🤖 AI Summary
This paper studies distributionally robust Markov decision processes (DR-MDPs), addressing the limitation of existing approaches that rely exclusively on Wasserstein- or KL-divergence-based ambiguity sets. We propose the first online Q-learning algorithm applicable to *arbitrary* finite-support probability measure ambiguity sets. Methodologically, we integrate robust optimization with Q-learning to construct an iterative update framework grounded in distributionally robust dynamic programming, and establish its convergence under standard assumptions. Our contributions are threefold: (1) the first Q-learning framework supporting arbitrarily structured finite-support ambiguity sets—eliminating dependence on specific distance metrics; (2) an online learning mechanism with theoretical convergence guarantees; and (3) flexible user-specified ambiguity sets better aligned with real-world uncertainty structures. Numerical experiments demonstrate the algorithm’s computational efficiency, scalability, and significantly enhanced policy robustness under model misspecification.
📝 Abstract
In this paper we propose a novel $Q$-learning algorithm allowing to solve distributionally robust Markov decision problems for which the ambiguity set of probability measures can be chosen arbitrarily as long as it comprises only a finite amount of measures.
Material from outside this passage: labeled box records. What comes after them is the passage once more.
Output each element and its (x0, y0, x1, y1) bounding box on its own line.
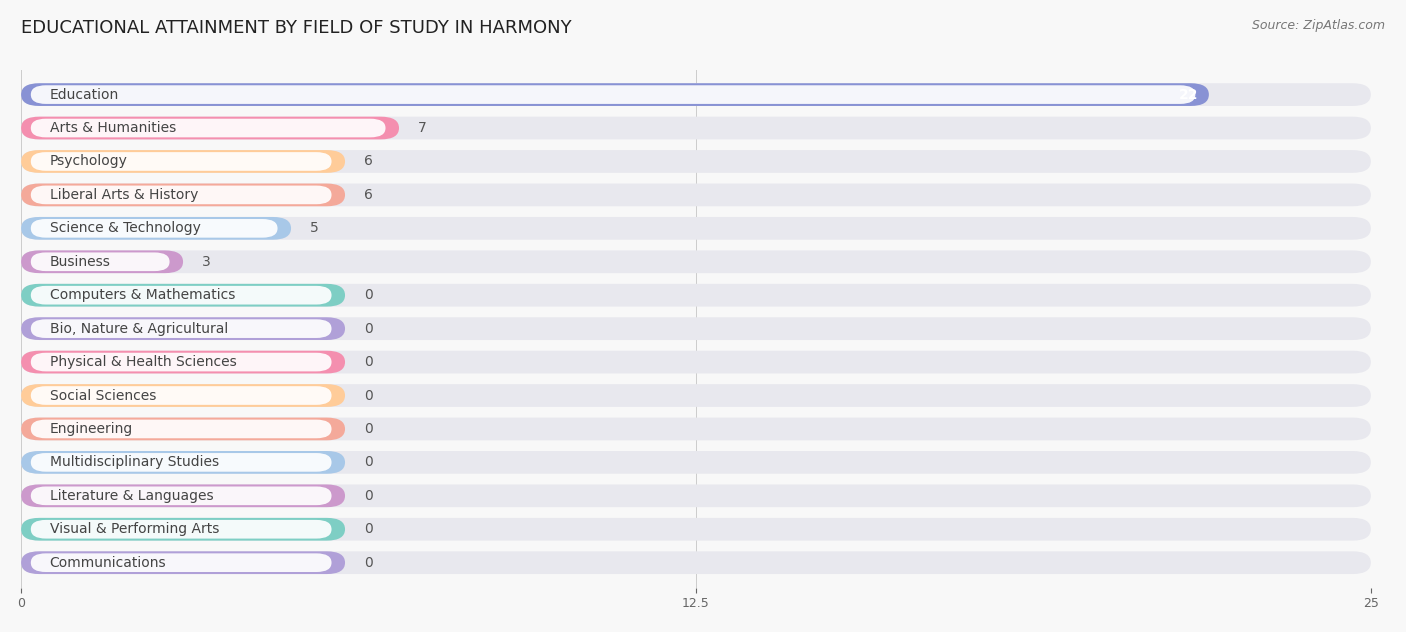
FancyBboxPatch shape (21, 250, 183, 273)
Text: 6: 6 (364, 188, 373, 202)
Text: EDUCATIONAL ATTAINMENT BY FIELD OF STUDY IN HARMONY: EDUCATIONAL ATTAINMENT BY FIELD OF STUDY… (21, 19, 572, 37)
FancyBboxPatch shape (31, 487, 332, 505)
FancyBboxPatch shape (21, 551, 1371, 574)
Text: Engineering: Engineering (49, 422, 134, 436)
FancyBboxPatch shape (31, 386, 332, 405)
Text: 0: 0 (364, 355, 373, 369)
FancyBboxPatch shape (21, 284, 1371, 307)
FancyBboxPatch shape (21, 518, 344, 540)
FancyBboxPatch shape (31, 520, 332, 538)
Text: Communications: Communications (49, 556, 166, 569)
FancyBboxPatch shape (21, 317, 344, 340)
Text: 0: 0 (364, 288, 373, 302)
FancyBboxPatch shape (21, 150, 1371, 173)
Text: Education: Education (49, 88, 120, 102)
FancyBboxPatch shape (31, 420, 332, 438)
FancyBboxPatch shape (31, 286, 332, 305)
FancyBboxPatch shape (21, 485, 344, 507)
FancyBboxPatch shape (21, 384, 344, 407)
Text: 0: 0 (364, 456, 373, 470)
Text: Arts & Humanities: Arts & Humanities (49, 121, 176, 135)
FancyBboxPatch shape (21, 485, 1371, 507)
Text: Liberal Arts & History: Liberal Arts & History (49, 188, 198, 202)
Text: Bio, Nature & Agricultural: Bio, Nature & Agricultural (49, 322, 228, 336)
FancyBboxPatch shape (31, 186, 332, 204)
Text: 0: 0 (364, 489, 373, 503)
Text: 3: 3 (202, 255, 211, 269)
Text: 22: 22 (1178, 88, 1198, 102)
FancyBboxPatch shape (21, 150, 344, 173)
FancyBboxPatch shape (31, 554, 332, 572)
FancyBboxPatch shape (31, 152, 332, 171)
Text: 0: 0 (364, 522, 373, 536)
Text: Multidisciplinary Studies: Multidisciplinary Studies (49, 456, 219, 470)
Text: Literature & Languages: Literature & Languages (49, 489, 214, 503)
FancyBboxPatch shape (21, 418, 344, 441)
FancyBboxPatch shape (21, 351, 344, 374)
FancyBboxPatch shape (21, 451, 344, 474)
FancyBboxPatch shape (21, 351, 1371, 374)
FancyBboxPatch shape (31, 453, 332, 471)
Text: Visual & Performing Arts: Visual & Performing Arts (49, 522, 219, 536)
Text: 0: 0 (364, 422, 373, 436)
FancyBboxPatch shape (21, 217, 1371, 240)
FancyBboxPatch shape (21, 183, 344, 206)
Text: Science & Technology: Science & Technology (49, 221, 201, 235)
FancyBboxPatch shape (31, 252, 170, 271)
FancyBboxPatch shape (21, 418, 1371, 441)
Text: Psychology: Psychology (49, 154, 128, 169)
FancyBboxPatch shape (21, 117, 399, 140)
FancyBboxPatch shape (21, 317, 1371, 340)
Text: 7: 7 (418, 121, 426, 135)
FancyBboxPatch shape (21, 284, 344, 307)
FancyBboxPatch shape (31, 219, 277, 238)
Text: 6: 6 (364, 154, 373, 169)
FancyBboxPatch shape (31, 353, 332, 372)
Text: 0: 0 (364, 389, 373, 403)
Text: Business: Business (49, 255, 111, 269)
FancyBboxPatch shape (31, 319, 332, 338)
FancyBboxPatch shape (21, 217, 291, 240)
FancyBboxPatch shape (21, 551, 344, 574)
FancyBboxPatch shape (31, 85, 1195, 104)
FancyBboxPatch shape (21, 183, 1371, 206)
Text: 5: 5 (309, 221, 319, 235)
FancyBboxPatch shape (21, 83, 1371, 106)
FancyBboxPatch shape (21, 117, 1371, 140)
FancyBboxPatch shape (31, 119, 385, 137)
Text: Computers & Mathematics: Computers & Mathematics (49, 288, 235, 302)
Text: Source: ZipAtlas.com: Source: ZipAtlas.com (1251, 19, 1385, 32)
Text: 0: 0 (364, 556, 373, 569)
FancyBboxPatch shape (21, 250, 1371, 273)
FancyBboxPatch shape (21, 451, 1371, 474)
Text: 0: 0 (364, 322, 373, 336)
FancyBboxPatch shape (21, 83, 1209, 106)
FancyBboxPatch shape (21, 384, 1371, 407)
Text: Social Sciences: Social Sciences (49, 389, 156, 403)
Text: Physical & Health Sciences: Physical & Health Sciences (49, 355, 236, 369)
FancyBboxPatch shape (21, 518, 1371, 540)
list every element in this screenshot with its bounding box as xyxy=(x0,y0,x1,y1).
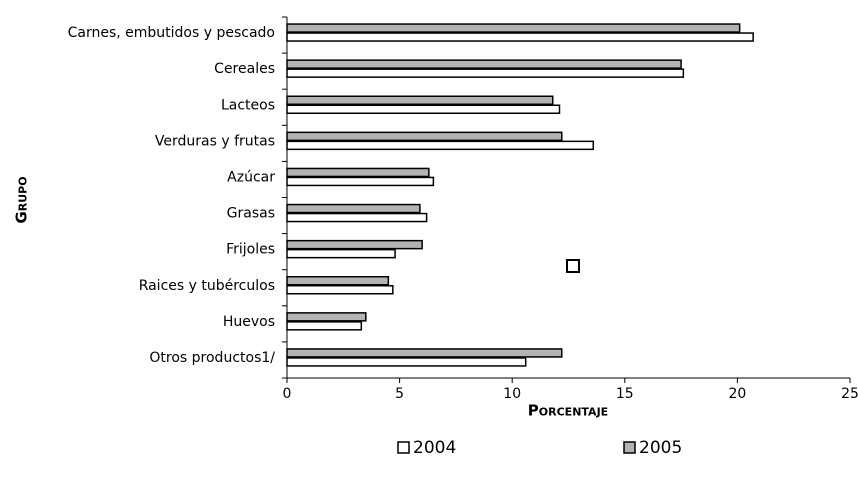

Therefore, our approach goes beyond the well-studied cases involving ambiguity sets of balls around some reference measure with the distance to reference measure being measured with respect to the Wasserstein distance or the Kullback--Leibler divergence. Hence, our approach allows the applicant to create ambiguity sets better tailored to her needs and to solve the associated robust Markov decision problem via a $Q$-learning algorithm whose convergence is guaranteed by our main result. Moreover, we showcase in several numerical experiments the tractability of our approach.